After more than 30 years of Islamist rule, in 2020, Sudan moved to become a secular state, separating religion from the State; outlawing female genital mutilation; and abolishing the apostasy law, which carried the death penalty, its alcohol ban on non-Muslims and public flogging. 

In Iran, since the death of 22-year-old Mahsa Amini who died after being arrested in Teheran for violating the republic’s strict dress code for women, the country has been plunged into unrest and protests not seen since the Iranian Revolution.

Some political scholars see it as the beginning of the end of the Islamic Republic with the Iranian people seeking a complete regime change and in its place, a secular democracy. 

Saudi Arabia’s powerful crown prince, Mohammed bin Salman, told the Guardian that he intends to return the country to “moderate Islam” that would empower citizens and lure investors. 

To him, the ultra-conservative state had been “not normal” because “What happened in the last 30 years is not Saudi Arabia. What happened in the region in the last 30 years is not the Middle East. 

After the Iranian revolution in 1979, people wanted to copy this model in different countries, one of them was Saudi Arabia. We didn’t know how to deal with it. And the problem spread all over the world. Now is the time to get rid of it.” 

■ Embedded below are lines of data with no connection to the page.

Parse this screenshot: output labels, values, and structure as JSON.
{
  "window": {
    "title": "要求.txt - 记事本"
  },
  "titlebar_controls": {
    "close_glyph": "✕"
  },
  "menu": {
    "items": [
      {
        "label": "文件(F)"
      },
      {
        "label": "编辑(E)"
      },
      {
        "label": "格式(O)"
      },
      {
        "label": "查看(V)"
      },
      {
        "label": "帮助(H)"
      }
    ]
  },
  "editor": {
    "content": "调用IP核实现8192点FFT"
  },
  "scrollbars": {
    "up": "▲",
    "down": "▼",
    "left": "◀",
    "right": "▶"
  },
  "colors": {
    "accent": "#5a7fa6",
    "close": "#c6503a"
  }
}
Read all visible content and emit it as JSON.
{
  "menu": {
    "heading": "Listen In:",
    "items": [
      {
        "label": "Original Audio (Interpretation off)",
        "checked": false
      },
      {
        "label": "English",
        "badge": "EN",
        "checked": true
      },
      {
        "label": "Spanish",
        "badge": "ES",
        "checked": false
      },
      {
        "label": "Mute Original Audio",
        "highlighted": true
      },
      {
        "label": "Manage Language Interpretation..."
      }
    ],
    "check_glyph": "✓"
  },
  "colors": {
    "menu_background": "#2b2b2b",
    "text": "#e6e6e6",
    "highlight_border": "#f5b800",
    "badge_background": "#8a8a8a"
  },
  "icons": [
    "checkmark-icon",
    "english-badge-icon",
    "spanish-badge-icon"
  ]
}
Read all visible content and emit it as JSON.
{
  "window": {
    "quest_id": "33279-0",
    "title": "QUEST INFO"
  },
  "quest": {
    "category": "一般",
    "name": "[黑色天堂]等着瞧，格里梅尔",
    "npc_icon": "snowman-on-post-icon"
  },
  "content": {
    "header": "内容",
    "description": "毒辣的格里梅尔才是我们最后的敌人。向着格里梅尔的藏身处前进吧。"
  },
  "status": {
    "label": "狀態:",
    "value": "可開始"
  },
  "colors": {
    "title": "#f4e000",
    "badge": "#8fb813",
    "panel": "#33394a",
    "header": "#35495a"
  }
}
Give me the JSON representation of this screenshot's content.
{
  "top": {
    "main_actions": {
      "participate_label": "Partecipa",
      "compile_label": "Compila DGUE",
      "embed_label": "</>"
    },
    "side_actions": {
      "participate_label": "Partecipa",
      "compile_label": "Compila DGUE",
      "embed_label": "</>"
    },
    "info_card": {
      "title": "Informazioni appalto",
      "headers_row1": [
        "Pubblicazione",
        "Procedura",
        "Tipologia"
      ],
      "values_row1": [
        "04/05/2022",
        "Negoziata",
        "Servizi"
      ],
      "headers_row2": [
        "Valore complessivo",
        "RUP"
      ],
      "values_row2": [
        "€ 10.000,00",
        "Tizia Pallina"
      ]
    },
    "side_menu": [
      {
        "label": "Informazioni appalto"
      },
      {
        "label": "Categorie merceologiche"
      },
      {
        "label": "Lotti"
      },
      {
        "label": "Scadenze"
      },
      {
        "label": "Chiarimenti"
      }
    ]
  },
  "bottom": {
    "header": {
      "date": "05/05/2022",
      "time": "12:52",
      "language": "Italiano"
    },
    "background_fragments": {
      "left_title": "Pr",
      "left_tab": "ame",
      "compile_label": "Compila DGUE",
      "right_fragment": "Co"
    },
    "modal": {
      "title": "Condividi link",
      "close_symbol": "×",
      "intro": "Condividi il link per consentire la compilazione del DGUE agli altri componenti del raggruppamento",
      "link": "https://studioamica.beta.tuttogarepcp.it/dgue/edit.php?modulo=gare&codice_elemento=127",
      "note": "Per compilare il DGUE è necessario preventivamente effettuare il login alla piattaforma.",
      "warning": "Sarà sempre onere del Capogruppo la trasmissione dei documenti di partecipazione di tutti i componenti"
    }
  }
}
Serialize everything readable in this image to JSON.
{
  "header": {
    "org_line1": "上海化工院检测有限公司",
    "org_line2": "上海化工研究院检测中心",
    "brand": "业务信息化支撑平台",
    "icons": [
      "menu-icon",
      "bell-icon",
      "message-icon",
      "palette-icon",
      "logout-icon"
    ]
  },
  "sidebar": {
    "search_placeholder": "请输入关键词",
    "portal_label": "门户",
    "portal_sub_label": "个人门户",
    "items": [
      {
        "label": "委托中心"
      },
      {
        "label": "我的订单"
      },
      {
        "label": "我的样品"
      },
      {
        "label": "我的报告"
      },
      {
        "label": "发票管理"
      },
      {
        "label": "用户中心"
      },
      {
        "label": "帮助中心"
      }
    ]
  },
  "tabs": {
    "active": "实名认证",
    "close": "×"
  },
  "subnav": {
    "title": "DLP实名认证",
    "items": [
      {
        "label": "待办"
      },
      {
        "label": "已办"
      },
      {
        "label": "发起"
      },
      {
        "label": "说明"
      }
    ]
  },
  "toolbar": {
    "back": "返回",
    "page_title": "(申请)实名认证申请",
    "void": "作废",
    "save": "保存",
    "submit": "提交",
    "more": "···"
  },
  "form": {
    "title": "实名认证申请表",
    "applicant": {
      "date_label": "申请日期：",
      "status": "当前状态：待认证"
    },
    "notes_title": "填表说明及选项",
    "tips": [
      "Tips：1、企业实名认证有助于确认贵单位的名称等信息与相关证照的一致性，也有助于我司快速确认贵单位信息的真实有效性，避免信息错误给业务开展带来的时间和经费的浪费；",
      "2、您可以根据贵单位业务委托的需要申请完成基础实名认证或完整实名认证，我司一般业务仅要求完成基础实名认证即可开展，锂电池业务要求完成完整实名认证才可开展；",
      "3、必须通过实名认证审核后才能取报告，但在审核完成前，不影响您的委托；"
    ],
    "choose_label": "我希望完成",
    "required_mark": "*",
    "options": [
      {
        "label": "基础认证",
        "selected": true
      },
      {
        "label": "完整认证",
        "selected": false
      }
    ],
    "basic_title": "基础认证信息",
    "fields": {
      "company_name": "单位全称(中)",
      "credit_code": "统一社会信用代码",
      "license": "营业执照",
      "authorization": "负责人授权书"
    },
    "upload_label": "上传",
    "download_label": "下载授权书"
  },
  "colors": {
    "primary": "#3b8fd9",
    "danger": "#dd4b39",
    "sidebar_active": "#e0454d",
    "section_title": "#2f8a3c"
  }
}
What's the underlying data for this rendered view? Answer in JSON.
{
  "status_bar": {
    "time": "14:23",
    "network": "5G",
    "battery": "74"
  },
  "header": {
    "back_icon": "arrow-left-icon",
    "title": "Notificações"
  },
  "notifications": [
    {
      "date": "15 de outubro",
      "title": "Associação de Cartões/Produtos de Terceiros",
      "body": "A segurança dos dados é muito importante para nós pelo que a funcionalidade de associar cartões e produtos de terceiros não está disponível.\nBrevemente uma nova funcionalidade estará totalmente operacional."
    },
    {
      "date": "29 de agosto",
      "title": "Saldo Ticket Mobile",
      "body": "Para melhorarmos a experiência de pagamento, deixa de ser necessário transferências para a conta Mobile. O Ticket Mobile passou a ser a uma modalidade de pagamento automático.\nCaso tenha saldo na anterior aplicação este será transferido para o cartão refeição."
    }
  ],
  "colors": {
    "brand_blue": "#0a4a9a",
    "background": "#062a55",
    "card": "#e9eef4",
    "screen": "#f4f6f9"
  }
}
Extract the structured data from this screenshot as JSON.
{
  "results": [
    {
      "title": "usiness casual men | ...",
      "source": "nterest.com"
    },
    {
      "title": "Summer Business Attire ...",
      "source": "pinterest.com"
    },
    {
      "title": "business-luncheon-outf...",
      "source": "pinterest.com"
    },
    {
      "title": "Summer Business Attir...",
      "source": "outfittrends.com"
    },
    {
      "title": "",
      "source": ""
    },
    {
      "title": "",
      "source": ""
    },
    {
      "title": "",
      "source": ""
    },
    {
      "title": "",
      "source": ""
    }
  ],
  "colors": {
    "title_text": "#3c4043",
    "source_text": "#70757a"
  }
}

And in its place, he said, Saudi Arabia would be “simply reverting to what we followed – a moderate Islam open to the world and all religions. 

Seventy per cent of the Saudis are younger than 30, honestly we won’t waste 30 years of our life combating extremist thoughts, we will destroy them now and immediately”. So how about Malaysia doing the same?

The views expressed here are the writer’s own. This appeared in the Star.